На ветхих денми почтовых карточках Содом производил довольно мирное впечатление – скорее этакого сонного царства. Лошадка, будка, все подметено…
– Ничего, скоро им покажут, – сказал Педрильо. – Культура Содома, какою бы она ни была, в сущности могла являться только средством от пресыщения. И ничем другим. Род барокко, следовательно. В Европе оно тоже предшествовало разрушению Бастилии. Нет-нет, если все эти потомки капитанов куков правы, то в Содоме должен был быть неплохой оперный театр – балет точно был. При храме.
(А где оперный театр, там и симфонический оркестр…)
– О! А это кто? Дон Педро, миленький, это как волшебное зеркало – этот альбом.
– Почти. Все же не кинохроника.
На них, не мигая, смотрел бородач в высоком тюрбане.
– Он знает о себе меньше, чем мы о нем, если это тот, о ком я думаю.
– Ты имеешь в виду Лота? Это он. А это Пелитит, старшая дочка.
– Похожа на отца.
– Вдова героя. Гордячка… Даже не подозревает, что скоро к ней штурмовики вломятся.

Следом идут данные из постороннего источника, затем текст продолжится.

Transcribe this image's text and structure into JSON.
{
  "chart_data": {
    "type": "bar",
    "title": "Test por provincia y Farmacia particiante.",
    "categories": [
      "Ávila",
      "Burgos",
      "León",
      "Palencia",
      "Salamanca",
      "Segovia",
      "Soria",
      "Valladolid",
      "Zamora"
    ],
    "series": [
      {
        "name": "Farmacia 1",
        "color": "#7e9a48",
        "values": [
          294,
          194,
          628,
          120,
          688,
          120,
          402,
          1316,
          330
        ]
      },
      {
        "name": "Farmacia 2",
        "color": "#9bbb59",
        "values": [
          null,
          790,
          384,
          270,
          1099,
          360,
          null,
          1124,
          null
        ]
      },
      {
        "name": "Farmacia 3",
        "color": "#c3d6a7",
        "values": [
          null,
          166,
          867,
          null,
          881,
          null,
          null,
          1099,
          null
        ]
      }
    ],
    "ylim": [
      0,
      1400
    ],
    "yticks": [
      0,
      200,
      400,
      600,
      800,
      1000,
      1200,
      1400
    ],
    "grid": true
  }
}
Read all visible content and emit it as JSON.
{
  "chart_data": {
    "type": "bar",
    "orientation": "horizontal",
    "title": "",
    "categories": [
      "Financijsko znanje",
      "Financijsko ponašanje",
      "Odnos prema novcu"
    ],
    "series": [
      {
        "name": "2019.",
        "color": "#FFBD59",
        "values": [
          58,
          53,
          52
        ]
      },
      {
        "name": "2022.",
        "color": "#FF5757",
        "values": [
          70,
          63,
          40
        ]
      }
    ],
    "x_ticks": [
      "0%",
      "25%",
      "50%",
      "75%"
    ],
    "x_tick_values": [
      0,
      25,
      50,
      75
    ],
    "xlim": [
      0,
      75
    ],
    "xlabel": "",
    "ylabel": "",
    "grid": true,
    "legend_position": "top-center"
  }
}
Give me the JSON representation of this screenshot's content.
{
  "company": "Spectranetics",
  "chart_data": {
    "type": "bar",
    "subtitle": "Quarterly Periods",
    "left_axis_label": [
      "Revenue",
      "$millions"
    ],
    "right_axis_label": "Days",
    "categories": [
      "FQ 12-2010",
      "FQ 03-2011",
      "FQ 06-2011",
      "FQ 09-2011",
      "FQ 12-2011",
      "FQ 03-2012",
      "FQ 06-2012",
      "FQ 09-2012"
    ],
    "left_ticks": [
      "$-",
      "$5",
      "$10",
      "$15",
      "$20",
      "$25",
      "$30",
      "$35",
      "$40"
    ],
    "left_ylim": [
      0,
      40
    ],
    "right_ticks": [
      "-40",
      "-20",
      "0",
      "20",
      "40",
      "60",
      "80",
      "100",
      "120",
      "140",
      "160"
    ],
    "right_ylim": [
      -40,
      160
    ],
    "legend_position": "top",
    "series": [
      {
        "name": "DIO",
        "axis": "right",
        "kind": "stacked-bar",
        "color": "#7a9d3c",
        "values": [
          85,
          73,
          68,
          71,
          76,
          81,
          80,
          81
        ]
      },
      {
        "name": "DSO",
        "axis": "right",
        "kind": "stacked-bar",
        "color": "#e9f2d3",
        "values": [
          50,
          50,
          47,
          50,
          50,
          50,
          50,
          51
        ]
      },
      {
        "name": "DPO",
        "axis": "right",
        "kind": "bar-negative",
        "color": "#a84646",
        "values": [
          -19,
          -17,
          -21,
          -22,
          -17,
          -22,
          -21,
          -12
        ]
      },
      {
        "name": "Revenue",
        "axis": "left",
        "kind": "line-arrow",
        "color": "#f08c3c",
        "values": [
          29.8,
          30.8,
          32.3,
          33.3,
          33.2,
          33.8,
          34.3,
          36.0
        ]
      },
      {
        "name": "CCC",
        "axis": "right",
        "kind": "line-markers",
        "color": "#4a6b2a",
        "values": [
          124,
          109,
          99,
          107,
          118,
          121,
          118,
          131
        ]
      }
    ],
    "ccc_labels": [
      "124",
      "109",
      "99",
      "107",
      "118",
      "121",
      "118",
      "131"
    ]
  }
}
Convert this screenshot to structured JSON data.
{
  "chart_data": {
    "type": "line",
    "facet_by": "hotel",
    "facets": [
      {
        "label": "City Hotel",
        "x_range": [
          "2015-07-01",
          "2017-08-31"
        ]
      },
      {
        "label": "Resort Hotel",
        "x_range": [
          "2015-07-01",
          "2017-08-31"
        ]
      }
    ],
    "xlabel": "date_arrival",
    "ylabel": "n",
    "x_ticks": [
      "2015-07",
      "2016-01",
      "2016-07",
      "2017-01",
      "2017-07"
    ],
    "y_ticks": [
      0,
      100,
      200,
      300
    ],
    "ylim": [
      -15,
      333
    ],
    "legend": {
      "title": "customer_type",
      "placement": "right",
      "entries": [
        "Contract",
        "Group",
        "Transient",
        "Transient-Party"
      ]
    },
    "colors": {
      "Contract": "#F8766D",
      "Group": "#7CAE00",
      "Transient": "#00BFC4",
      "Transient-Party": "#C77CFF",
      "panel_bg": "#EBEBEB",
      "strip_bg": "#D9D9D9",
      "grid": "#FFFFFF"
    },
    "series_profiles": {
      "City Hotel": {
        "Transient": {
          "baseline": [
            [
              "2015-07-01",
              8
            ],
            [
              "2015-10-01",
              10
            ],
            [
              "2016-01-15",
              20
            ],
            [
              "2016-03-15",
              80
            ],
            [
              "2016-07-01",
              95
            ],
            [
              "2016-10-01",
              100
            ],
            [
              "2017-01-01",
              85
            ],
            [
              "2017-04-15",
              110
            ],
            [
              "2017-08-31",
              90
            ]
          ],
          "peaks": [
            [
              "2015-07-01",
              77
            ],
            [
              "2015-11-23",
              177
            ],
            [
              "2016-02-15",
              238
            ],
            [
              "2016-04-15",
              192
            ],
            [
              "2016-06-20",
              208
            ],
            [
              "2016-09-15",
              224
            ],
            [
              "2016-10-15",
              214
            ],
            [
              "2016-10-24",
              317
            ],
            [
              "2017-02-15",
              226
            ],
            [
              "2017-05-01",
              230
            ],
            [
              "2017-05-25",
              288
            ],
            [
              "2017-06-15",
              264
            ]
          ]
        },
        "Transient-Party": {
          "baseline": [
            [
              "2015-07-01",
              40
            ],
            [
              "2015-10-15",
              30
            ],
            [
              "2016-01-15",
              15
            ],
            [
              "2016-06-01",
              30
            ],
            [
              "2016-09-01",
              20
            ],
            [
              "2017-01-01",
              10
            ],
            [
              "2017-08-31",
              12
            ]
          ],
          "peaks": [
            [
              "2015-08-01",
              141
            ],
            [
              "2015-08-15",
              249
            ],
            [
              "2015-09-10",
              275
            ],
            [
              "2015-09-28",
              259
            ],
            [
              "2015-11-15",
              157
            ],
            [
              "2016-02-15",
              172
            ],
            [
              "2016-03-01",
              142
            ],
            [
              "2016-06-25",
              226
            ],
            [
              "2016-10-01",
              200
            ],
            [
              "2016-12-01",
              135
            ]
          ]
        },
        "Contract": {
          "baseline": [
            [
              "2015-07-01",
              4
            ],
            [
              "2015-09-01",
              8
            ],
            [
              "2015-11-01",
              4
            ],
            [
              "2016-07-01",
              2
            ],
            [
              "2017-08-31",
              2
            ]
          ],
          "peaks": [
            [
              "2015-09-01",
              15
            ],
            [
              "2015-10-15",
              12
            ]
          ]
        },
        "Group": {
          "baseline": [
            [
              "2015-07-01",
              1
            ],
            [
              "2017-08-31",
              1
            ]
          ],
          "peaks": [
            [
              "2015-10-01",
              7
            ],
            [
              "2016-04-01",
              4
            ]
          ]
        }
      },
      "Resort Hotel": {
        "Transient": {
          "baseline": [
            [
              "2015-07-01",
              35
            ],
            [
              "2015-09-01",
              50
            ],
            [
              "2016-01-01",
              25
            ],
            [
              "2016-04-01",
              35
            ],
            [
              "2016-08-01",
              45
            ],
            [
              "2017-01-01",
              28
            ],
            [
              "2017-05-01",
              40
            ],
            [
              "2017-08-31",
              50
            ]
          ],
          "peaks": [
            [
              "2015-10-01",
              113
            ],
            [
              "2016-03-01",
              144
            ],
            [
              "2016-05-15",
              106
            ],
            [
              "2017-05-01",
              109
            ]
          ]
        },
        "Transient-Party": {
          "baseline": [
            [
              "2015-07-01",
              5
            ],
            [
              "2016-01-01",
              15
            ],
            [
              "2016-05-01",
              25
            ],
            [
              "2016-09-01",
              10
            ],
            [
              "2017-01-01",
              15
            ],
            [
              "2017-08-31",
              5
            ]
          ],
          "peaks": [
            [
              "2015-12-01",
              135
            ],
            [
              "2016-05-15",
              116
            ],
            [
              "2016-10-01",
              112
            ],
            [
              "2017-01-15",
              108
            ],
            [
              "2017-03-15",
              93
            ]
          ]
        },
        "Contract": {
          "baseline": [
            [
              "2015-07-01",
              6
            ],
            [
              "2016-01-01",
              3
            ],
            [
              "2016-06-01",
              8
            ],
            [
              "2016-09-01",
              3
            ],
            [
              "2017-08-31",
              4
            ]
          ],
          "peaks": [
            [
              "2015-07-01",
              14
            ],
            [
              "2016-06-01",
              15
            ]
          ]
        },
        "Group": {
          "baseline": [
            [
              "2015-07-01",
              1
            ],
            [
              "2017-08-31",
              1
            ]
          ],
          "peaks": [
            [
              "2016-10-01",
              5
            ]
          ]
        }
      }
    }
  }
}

– А они нас тоже слышат? Вот сейчас, смотрят на нас – и слышат? Ведь в таком случае мы можем ее предупредить.
Но Педрильо пропустил это мимо ушей. Действительно, сколько можно предупреждать.
– Будущий соляный столб.
– Ну и усищи у бабы. Сом…
– Плюс хромая. Снято лет за десять до чудесного десанта. Младшей девочке от силы пять. Отцовской-то любимице. М-да… – переводит взгляд на Лота. – Этот, уходя, не обернулся.
Перелистнули. Фотография на всю страницу и подпись: «Общій видъ Содома».
– Точно, как если б черепа спускались террасами.
– Чистый Гауди.
– Это окна так прорублены – глазницами?
– Угу. Памятник архитектуры, охраняется Всевышним. А как ты ее находишь? – Убрал ладонь, которой незаметно что-то прикрывал.
– Ох, Педро… – вырвалось у нее при виде Нефертити.
Совсем другие лица. Дух не то что уже начал прорезываться – он уже кончил прорезываться. Клык соляного столба явился одновременно и пограничным столбом между деснами двух эпох.
– Нефертити. Кватроченто ante Christum natum.
Он произнес это с такою гордостью, словно представлял планету Земля на вселенском форуме гуманоидов. И впрямь! Краса Египта была достойна считаться красою человечества. Тогда как изваявший ее художник заслуживал даже большего, чем воздавалось ему до сих пор, – это понимаешь, увидав фотопортрет. И тем не менее непривычен «обратный перевод», обратное превращение камня в плоть со всеми ее теплокровными подробностями, чему аналог – несколько шокирующее чудо вочеловечения Бога. Но вскоре ужас и восторг, естественные спутники листающего этот альбом, уступили место обычной любознательности: «Ах вот как было на самом деле…» Тия, Анхесенпаамон, жрецы, фараон (неожиданно со знакомым родимым пятном на лбу). И никакой торжественной условности, что видится чуть ли не их физическим свойством – по прошествии-то тысячелетий.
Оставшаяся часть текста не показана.